A few things to note:

  1. In our constructor we list a default baseURL and useragent. This is usually a good idea as we know the URL of the Fedora Service we’re connecting to and we want to know that people are using our specific API.

  2. Sometimes we’ll want methods that are thin shells around the server methods like collection_list(). Other times we’ll want to do more post processing to get specific results as package_owners() does. Both types of methods are valid if they fit the needs of your API. If you find yourself writing more of the latter, though, you may want to consider getting a new method implemented in the server that can return results more appropriate to your needs as it could save processing on the server and bandwidth downloading the data to get information that more closely matches what you need.

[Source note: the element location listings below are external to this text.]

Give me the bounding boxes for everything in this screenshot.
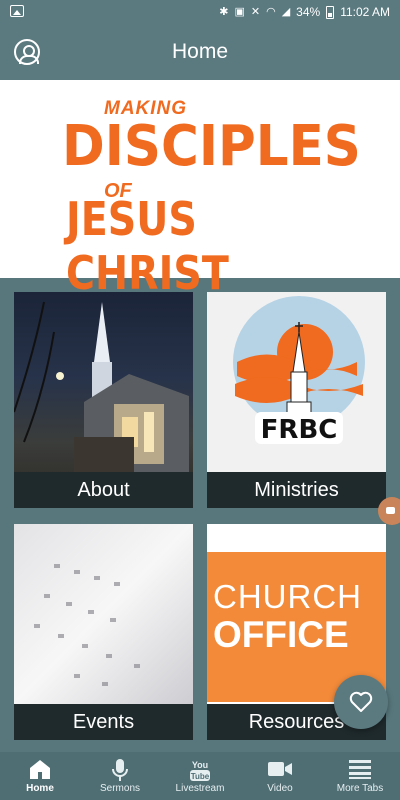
svg-text:You: You: [192, 760, 208, 770]
mute-icon: ✕: [250, 6, 261, 18]
nav-sermons[interactable]: Sermons: [80, 752, 160, 800]
clock: 11:02 AM: [340, 5, 390, 19]
status-bar: ✱ ▣ ✕ ◠ ◢ 34% 11:02 AM: [0, 0, 400, 24]
nav-video-label: Video: [267, 783, 293, 794]
svg-text:Tube: Tube: [191, 772, 210, 781]
tile-about[interactable]: About: [14, 292, 193, 508]
video-chat-icon[interactable]: [378, 497, 400, 525]
banner-line-disciples: DISCIPLES: [62, 114, 361, 179]
nfc-icon: ▣: [234, 6, 245, 18]
battery-percent: 34%: [296, 5, 321, 19]
hero-banner: MAKING DISCIPLES OF JESUS CHRIST: [0, 80, 400, 300]
wifi-icon: ◠: [266, 6, 276, 18]
menu-icon: [349, 760, 371, 779]
tile-events-label: Events: [14, 704, 193, 740]
calendar-photo: [14, 524, 193, 704]
bottom-nav: Home Sermons You Tube Livestream Video Mo…: [0, 752, 400, 800]
church-photo: [14, 301, 189, 472]
nav-home[interactable]: Home: [0, 752, 80, 800]
app-bar: Home: [0, 24, 400, 80]
nav-livestream[interactable]: You Tube Livestream: [160, 752, 240, 800]
church-office-word-2: OFFICE: [213, 614, 349, 655]
home-icon: [30, 760, 50, 779]
microphone-icon: [112, 759, 128, 781]
nav-more-tabs-label: More Tabs: [336, 783, 384, 794]
video-camera-icon: [268, 762, 292, 776]
favorite-button[interactable]: [334, 675, 388, 729]
bluetooth-icon: ✱: [219, 6, 229, 18]
frbc-logo-text: FRBC: [261, 415, 338, 445]
banner-line-jesus-christ: JESUS CHRIST: [66, 192, 229, 300]
nav-more-tabs[interactable]: More Tabs: [320, 752, 400, 800]
nav-video[interactable]: Video: [240, 752, 320, 800]
church-office-word-1: CHURCH: [213, 578, 362, 615]
nav-livestream-label: Livestream: [175, 783, 225, 794]
tile-ministries[interactable]: FRBC Ministries: [207, 292, 386, 508]
frbc-logo: FRBC: [233, 296, 365, 445]
tile-about-label: About: [14, 472, 193, 508]
page-title: Home: [171, 40, 229, 63]
image-notification-icon: [10, 5, 24, 17]
tile-events[interactable]: Events: [14, 524, 193, 740]
battery-icon: [326, 5, 335, 19]
youtube-icon: You Tube: [190, 760, 210, 781]
nav-sermons-label: Sermons: [99, 783, 140, 794]
heart-icon: [349, 691, 373, 712]
tile-ministries-label: Ministries: [207, 472, 386, 508]
nav-home-label: Home: [26, 783, 54, 794]
signal-icon: ◢: [281, 6, 291, 18]
status-icons: ✱ ▣ ✕ ◠ ◢ 34% 11:02 AM: [219, 4, 390, 20]
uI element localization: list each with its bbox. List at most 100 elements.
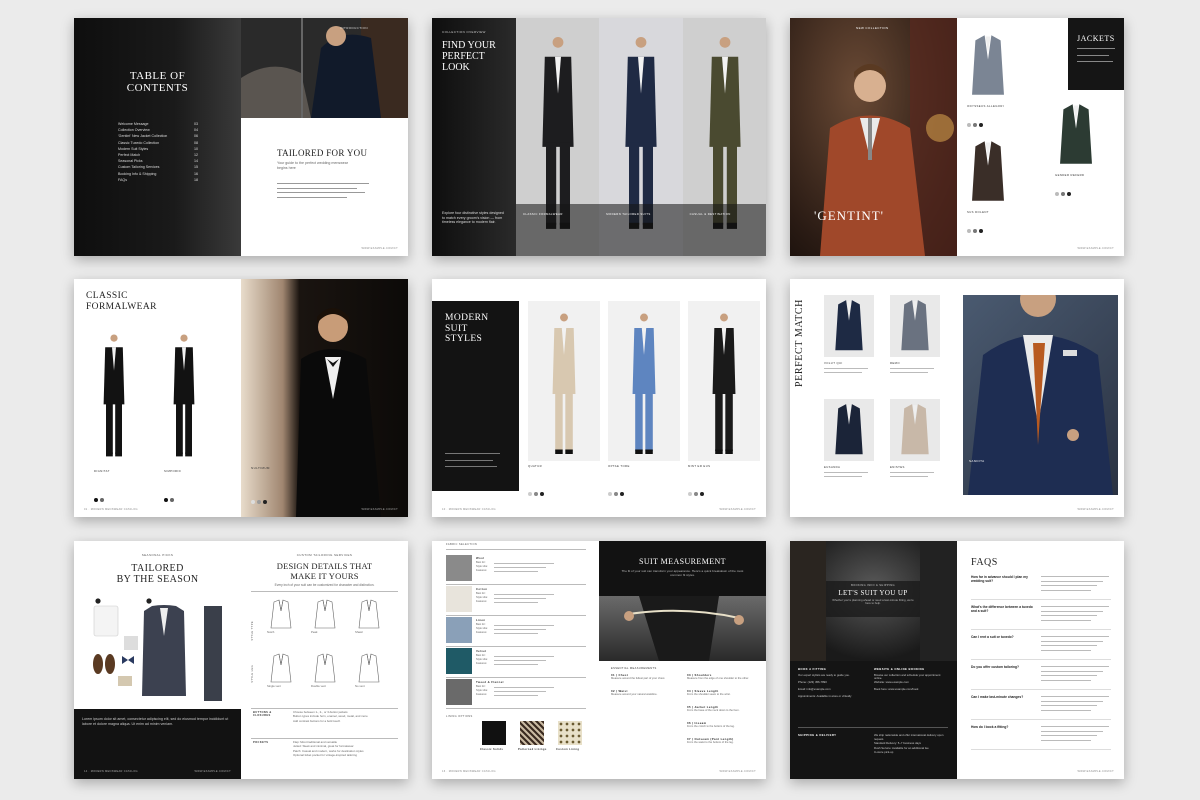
spread-fabric-measurement: FABRIC SELECTION Wool Best for: Style vibe… [432, 541, 766, 779]
booking-col-title: WEBSITE & ONLINE BOOKING [874, 667, 925, 671]
custom-jacket-lower-label: Double vent [311, 684, 326, 688]
fabric-swatch [446, 679, 472, 705]
fabric-row-line: Features: [476, 662, 487, 665]
measure-title: SUIT MEASUREMENT [639, 557, 726, 566]
measure-subtitle: The fit of your suit can transform your … [621, 569, 744, 577]
modern-suit-name: QUATUR [528, 464, 543, 468]
tailored-body [277, 183, 369, 198]
spread-seasonal-custom: SEASONAL PICKS TAILORED BY THE SEASON Lor… [74, 541, 408, 779]
classic-model-figure [173, 334, 195, 457]
modern-dark-panel: MODERN SUIT STYLES [432, 301, 519, 491]
perfect-item-card [890, 295, 940, 357]
overview-panel-label: CLASSIC FORMALWEAR [523, 212, 563, 216]
fabric-row-line: Features: [476, 569, 487, 572]
custom-title: DESIGN DETAILS THAT MAKE IT YOURS [276, 561, 373, 581]
shipping-line: In-store pick-up [874, 749, 894, 754]
jacket-figure [972, 35, 1004, 95]
modern-suit-name: OPTAE TORE [608, 464, 630, 468]
modern-color-dots [688, 483, 706, 501]
overview-panel-label: MODERN TAILORED SUITS [606, 212, 651, 216]
lining-swatch [558, 721, 582, 745]
seasonal-page: SEASONAL PICKS TAILORED BY THE SEASON Lor… [74, 541, 241, 779]
toc-item-page: 18 [194, 177, 198, 182]
faq-question[interactable]: Do you offer custom tailoring? [971, 665, 1033, 669]
seasonal-flatlay-illustration [93, 598, 222, 701]
footer-left: 14 · MODERN MENSWEAR CATALOG [84, 770, 138, 773]
classic-model-name: DIGNITAT [94, 469, 110, 473]
faq-question[interactable]: How far in advance should I plan my wedd… [971, 575, 1033, 583]
faq-question[interactable]: Can I make last-minute changes? [971, 695, 1033, 699]
faq-question[interactable]: How do I book a fitting? [971, 725, 1033, 729]
custom-jacket-outline [270, 599, 292, 629]
perfect-photo-label: SANDITA [969, 459, 985, 463]
tuxedo-model-name: NULTIMUM [251, 466, 270, 470]
modern-color-dots [528, 483, 546, 501]
jacket-name: GENDER REFERD [1055, 173, 1085, 177]
measure-point-text: From the waist to the bottom of the leg. [687, 741, 734, 744]
fabric-label: FABRIC SELECTION [446, 543, 478, 546]
fabric-swatch [446, 555, 472, 581]
faq-question[interactable]: Can I rent a suit or tuxedo? [971, 635, 1033, 639]
tailored-title: TAILORED FOR YOU [277, 148, 368, 158]
measure-point-text: From the base of the neck down to the he… [687, 709, 740, 712]
seasonal-label: SEASONAL PICKS [141, 553, 174, 557]
jackets-title: JACKETS [1077, 34, 1115, 43]
custom-section-line: Add contrast buttons for a bold touch [293, 718, 341, 723]
footer-url: WWW.EXAMPLE.COM/CT [361, 508, 398, 511]
booking-col-line: Our expert stylists are ready to guide y… [798, 673, 850, 677]
fabric-page: FABRIC SELECTION Wool Best for: Style vibe… [432, 541, 599, 779]
overview-panel-band: MODERN TAILORED SUITS [599, 204, 683, 256]
fabric-row-line: Best for: [476, 654, 486, 657]
shipping-title: SHIPPING & DELIVERY [798, 733, 837, 737]
overview-desc: Explore four distinctive styles designed… [442, 211, 504, 225]
tailor-photo: INTRODUCTION [241, 18, 408, 118]
perfect-grid-page: PERFECT MATCH VOLUT QUI REMO EUSANDA ENISTE… [790, 279, 957, 517]
perfect-item-name: EUSANDA [824, 465, 841, 469]
toc-item[interactable]: FAQs 18 [118, 177, 198, 183]
faq-question[interactable]: What's the difference between a tuxedo a… [971, 605, 1033, 613]
classic-color-dots [164, 489, 176, 507]
fabric-swatch [446, 586, 472, 612]
modern-suit-card [688, 301, 760, 461]
lining-swatch [520, 721, 544, 745]
fabric-row-line: Style vibe: [476, 627, 488, 630]
overview-panel: CASUAL & DESTINATION [682, 18, 766, 256]
essential-label: ESSENTIAL MEASUREMENTS [611, 667, 657, 670]
perfect-item-card [824, 399, 874, 461]
custom-jacket-outline-lower [358, 653, 380, 683]
custom-jacket-lower-label: Single vent [267, 684, 281, 688]
jackets-heading-box: JACKETS [1068, 18, 1124, 90]
measure-point-text: Measure from the edge of one shoulder to… [687, 677, 750, 680]
gentint-photo: NEW COLLECTION 'GENTINT' [790, 18, 957, 256]
tape-measure-illustration [624, 596, 744, 661]
overview-model-figure [542, 36, 574, 229]
toc-item-label: FAQs [118, 177, 127, 182]
booking-col-line: Phone: (123) 456-7890 [798, 680, 827, 684]
footer-url: WWW.EXAMPLE.COM/CT [361, 247, 398, 250]
perfect-item-name: ENISTES [890, 465, 905, 469]
perfect-photo: SANDITA [963, 295, 1118, 495]
custom-jacket-outline-lower [314, 653, 336, 683]
modern-desc [445, 453, 500, 467]
spread-collection-overview: COLLECTION OVERVIEW FIND YOUR PERFECT LOOK… [432, 18, 766, 256]
booking-title: LET'S SUIT YOU UP [838, 589, 908, 597]
perfect-model-illustration [968, 295, 1113, 495]
footer-left: 10 · MODERN MENSWEAR CATALOG [442, 508, 496, 511]
toc-list: Welcome Message 03 Collection Overview 04 'G… [118, 121, 198, 183]
fabric-name: Cotton [476, 587, 488, 591]
tuxedo-page: NULTIMUM WWW.EXAMPLE.COM/CT [241, 279, 408, 517]
intro-label: INTRODUCTION [340, 26, 368, 30]
jacket-color-dots [967, 114, 985, 132]
lining-swatch [482, 721, 506, 745]
custom-section-label: BUTTONS & CLOSURES [253, 711, 272, 717]
booking-col-line: Website: www.example.com [874, 680, 909, 684]
classic-title: CLASSIC FORMALWEAR [86, 291, 157, 312]
lining-name: Classic Solids [480, 748, 504, 751]
toc-title: TABLE OF CONTENTS [126, 70, 189, 94]
custom-jacket-label: Peak [311, 630, 318, 634]
overview-sidebar: COLLECTION OVERVIEW FIND YOUR PERFECT LOOK… [432, 18, 516, 256]
footer-left: 01 · MODERN MENSWEAR CATALOG [84, 508, 138, 511]
gentint-title: 'GENTINT' [814, 208, 885, 223]
fabric-row-line: Best for: [476, 561, 486, 564]
custom-section-line: Optional ticket pocket for vintage-inspi… [293, 753, 357, 758]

See pydoc fedora.client.fas2 for a module that implements a standard client API for the Fedora Account System

Handling Errors

BaseClient will throw a variety of errors that can be caught to tell you what kind of error was generated.

Exceptions

FedoraServiceError

The base of all exceptions raised by BaseClient. If your code needs to catch any of the listed errors then you can catch that to do so.

ServerError

Raised if there’s a problem communicating with the service. For instance, if we receive an HTML response instead of JSON.

AuthError

If something happens during authentication, like an invalid usernsme or password, AuthError will be raised. You can catch this to prompt the user for a new usernsme.

AppError

If there is a server side error when processing a request, the Fedora Service can alert the client of this by setting certain flags in the response. BaseClient will see these flags and raise an AppError. The name of the error will be stored in AppError’s name field. The error’s message will be stored in message.

Example

Here’s an example of the exceptions in action:

from fedora.client import ServerError, AuthError, AppError, BaseClient
import getpass
MAXRETRIES = 5

client = BaseClient('https://admin.fedoraproject.org/pkgdb')
for retry in range(0, MAXRETRIES):
    try:
        collectionData = client.send_request('/collections', auth=True)
    except AuthError as e:
        from six.moves import input
        client.username = input('Username: ').strip()
        client.password = getpass.getpass('Password: ')
        continue
    except ServerError as e:
        print('Error talking to the server: %s' % e)
        break
    except AppError as e:
        print('The server issued the following exception: %s: %s' % (
              e.name, e.message))

    for collection in collectionData['collections']:
        print('%s %s' % (collection[0]['name'], collection[0]['version']))

OpenIdBaseClient

Applications that use OpenId to authenticate are not able to use the standard BaseClient because the pattern of authenticating is very different. We’ve written a separate client object called OpenIdBaseClient to do this.